Phil, un mauvais coton

Par Scred | le 01/02/2016 | Les autres articles sur le Métal

a commence comme une mauvaise blague… Un entrefilet dans les pages news d’un webzine américain, « Phil Anselmo raciste ? », un de plus, combien de fois l’a-t-on entendue celle-là ? On clique en se disant que c’est encore une connerie, un malentendu, Philou a dû (encore) être un peu grossier ou lourdaud et ça fait pleurer le journaliste en mal de scandale, terriblement politiquement correct de l’autre côté de l’atlantique…
Phil, un mauvais coton Et puis en fait non. Cette fois c’est la bonne. Cette fois, il va falloir ouvrir les yeux sur un fait tristement évident, Phil Anselmo est un gros enfoiré de merde. Je n’aurais jamais imaginé écrire cette phrase et pourtant elle est là, bien réelle sur mon écran qui semble, lui aussi, avoir honte. Car c’est bien de honte qu’il s’agit…

L’ami Phil, je l’ai défendu contre vents et marées, depuis des années. Les déclarations un peu limites, les drapeaux confédérés, les paroles de chansons discutables (« 5 Minutes Alone », « Stealing A Page Or Two From Armed And Radical Pagans »), je lui ai toujours trouvé des excuses, des explications, et je ne suis pas le seul… Comme si son immense talent et l’aspect indéniablement attachant du personnage lui conférait un statut à part. Ce qui était le cas d’ailleurs…

Mais là, ce n’est plus possible.

Entre le salut nazi, le « white power » beuglé très distinctement sur scène lors d’un concert en hommage à Dimebag Darrel (en plus !) et les excuses bidons après gueule de bois, Phil Anselmo a définitivement brisé le charme. Point final, on passe à autre chose. Cela ne m’empêchera pas d’écouter Pantera, Down ou SUperjoint Ritual, j’arrêterai juste de regarder Mr Anselmo comme quelqu’un de bien, y’a pas mort d’homme.

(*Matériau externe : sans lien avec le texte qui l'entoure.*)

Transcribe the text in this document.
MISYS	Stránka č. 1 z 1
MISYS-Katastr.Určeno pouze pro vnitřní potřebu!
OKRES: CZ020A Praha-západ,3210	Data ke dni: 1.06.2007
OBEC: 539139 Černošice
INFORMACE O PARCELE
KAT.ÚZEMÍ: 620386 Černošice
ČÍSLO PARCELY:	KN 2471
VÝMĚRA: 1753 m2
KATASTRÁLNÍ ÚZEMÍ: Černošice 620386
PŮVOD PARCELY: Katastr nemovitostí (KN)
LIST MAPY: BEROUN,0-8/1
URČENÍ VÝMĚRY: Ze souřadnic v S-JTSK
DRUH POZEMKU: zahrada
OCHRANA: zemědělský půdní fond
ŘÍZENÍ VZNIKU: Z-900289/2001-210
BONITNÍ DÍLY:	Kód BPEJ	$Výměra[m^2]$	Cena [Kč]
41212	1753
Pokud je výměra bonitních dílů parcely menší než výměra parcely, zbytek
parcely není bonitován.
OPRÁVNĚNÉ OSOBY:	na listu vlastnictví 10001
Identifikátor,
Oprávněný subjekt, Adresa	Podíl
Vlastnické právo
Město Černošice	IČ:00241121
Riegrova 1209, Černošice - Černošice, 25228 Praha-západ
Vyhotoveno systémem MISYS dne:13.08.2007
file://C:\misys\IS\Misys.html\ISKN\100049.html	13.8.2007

Ça aurait dû s’arrêter là. Sauf que…

Sauf qu’en allant lire un peu ce qui se disait sur les pages officielles des réseaux sociaux de quelques magazines français, mon envie de pleurer s’est transformée en envie de vomir. Pas à cause des journalistes qui partagent à 100% mon opinion sur le sujet (mais peut-il seulement y’en avoir une autre ?), mais des lecteurs…

Moi qui me revendique métalleux depuis mes plus jeunes années, fier d’appartenir à une communauté que je pensais ouverte, tolérante, haute en couleur et prompte à la provocation pour choquer le bourgeois sans arrières pensées malsaines (mis à part les quelques détraqués adeptes d’un black métal à tendance fascisante, ultra minoritaires), je me suis retrouvé plongé dans la fange réactionnaire jusqu’au cou !

Apparemment, il y a du Zemmour et du Dieudonné dans le hardos de 2016 !

Ça fait mal. D’autant plus que c’est inattendu. À lire certains des commentaires des lecteurs, Phil a dérapé, certes, mais c’est pas grave… Ce qui le serait en revanche, c’est de s’en offusquer, car dans ce cas on serait des « tapettes », des « bien pensants » ou pire, des « gauchistes » ! Putain depuis quand être gauchiste c’est une insulte ?

En allant regarder de plus près les pages Facebook desdits commentateurs, ma nausée s’est teintée de sang… Entre le minet qui affiche des croisés comme photo de couverture proclamant « Babtous Solides » (sic) entre autres horreurs (mais qui couche avec une asiatique, comme disait MC Jean Gabin, « y’a rien de pire que de tringler ce qui rebute »), le complotiste de base, antisémite et paranoïaque et le gars d’apparence normale qui distille de temps à autre une référence aux « quenelles », tout le spectre de la fachosphère est représenté…

Point commun de ces petites pourritures ? On trouve sur chacune de leurs pages des photos du Hellfest. On a peut être fait la queue pour avoir une bière ensemble, partagé un pogo ou une petite minute d’émerveillement devant la prestation d’un groupe, on était peut être assis l’un à côté de l’autre en train de manger une tartine au fromage…

Ouvrir les yeux sur Anselmo, oui. Ouvrir les yeux sur le milieu du métal, prochaine étape. Au final, et c’est bien triste mais c’est comme ça, il y a des cons partout. Et je dois me l’avouer avec un dégoût infini, même chez nous.